Apparently, the verb for chopping up meat was “to scotch” –Shakespeare has a phrase “scotch and notch” which is like our “slice and dice” – and so the dish got its name.

Or because it was fried or baked to give it that crisp and golden crunchiness, it was known as a “scorched egg”.

Then comes the Whitby theory, where William J Scott stood out among the harbourside cockle stalls by selling a hard boiled egg wrapped in fish paste and made transportable by its breadcrumb coating. The fish “Scottie egg” proved so popular that Mr Scott augmented his range by adding a sausagemeat wrapping.

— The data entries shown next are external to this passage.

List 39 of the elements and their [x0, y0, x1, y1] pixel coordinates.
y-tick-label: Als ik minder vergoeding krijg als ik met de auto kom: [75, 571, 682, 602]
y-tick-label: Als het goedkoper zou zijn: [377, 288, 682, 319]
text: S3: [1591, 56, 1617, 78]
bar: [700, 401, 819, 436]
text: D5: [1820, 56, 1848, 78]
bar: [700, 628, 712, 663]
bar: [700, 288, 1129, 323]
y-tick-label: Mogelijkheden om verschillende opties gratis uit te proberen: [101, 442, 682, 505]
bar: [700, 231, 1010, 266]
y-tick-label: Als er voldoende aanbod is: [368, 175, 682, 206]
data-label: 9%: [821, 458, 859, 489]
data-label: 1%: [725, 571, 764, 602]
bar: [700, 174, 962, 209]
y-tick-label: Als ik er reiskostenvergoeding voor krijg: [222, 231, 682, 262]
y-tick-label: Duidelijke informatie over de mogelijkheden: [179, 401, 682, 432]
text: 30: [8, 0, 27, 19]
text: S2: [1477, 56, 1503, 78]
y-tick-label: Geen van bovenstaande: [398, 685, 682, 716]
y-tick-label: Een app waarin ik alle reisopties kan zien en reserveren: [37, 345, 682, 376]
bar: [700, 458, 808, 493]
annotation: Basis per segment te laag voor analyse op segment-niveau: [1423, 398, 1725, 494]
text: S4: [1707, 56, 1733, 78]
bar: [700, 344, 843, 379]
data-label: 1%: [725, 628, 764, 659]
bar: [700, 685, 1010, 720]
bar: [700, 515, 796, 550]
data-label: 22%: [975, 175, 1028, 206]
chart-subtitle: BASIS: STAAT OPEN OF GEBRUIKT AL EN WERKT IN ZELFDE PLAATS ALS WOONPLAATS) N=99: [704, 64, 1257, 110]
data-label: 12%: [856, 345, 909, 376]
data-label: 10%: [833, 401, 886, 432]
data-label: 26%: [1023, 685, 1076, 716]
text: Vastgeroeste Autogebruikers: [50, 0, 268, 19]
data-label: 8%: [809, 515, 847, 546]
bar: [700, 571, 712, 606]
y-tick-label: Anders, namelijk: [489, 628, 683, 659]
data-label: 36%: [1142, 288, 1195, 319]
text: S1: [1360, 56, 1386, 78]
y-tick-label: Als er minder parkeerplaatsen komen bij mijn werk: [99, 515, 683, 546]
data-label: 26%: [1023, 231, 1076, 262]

Some London sources suggest that you can still find a proper fish Scottie eggs on the Yorkshire coast, but I’ve never spotted one. Last year, though, the Whitby Gazette published a recipe from the chef of the famed Magpie fish and chip restaurant for a Yorkshire Kipper Egg, which was an egg wrapped in kipper pate with a waft of Wensleydale cheese through it for pan-Yorkshire appeal.

In the 1990s, the Scotch Egg was an appalling refrigerated service station snack, but it has recently undergone a gourmet transformation. At pre-Covid Christmas food festivals, The Clucking Pig’s stall, with its artisan rare breed eggs made at Marske-by-the-Sea, was eagerly anticipated. Even Mr Gove would have to accept that its Full Monty – a goey egg wrapped in pork, black pudding, egg, tomato, bacon and mushrooms – or its Wild Game, of pheasant, pigeon and partridge, was an extremely substantial meal.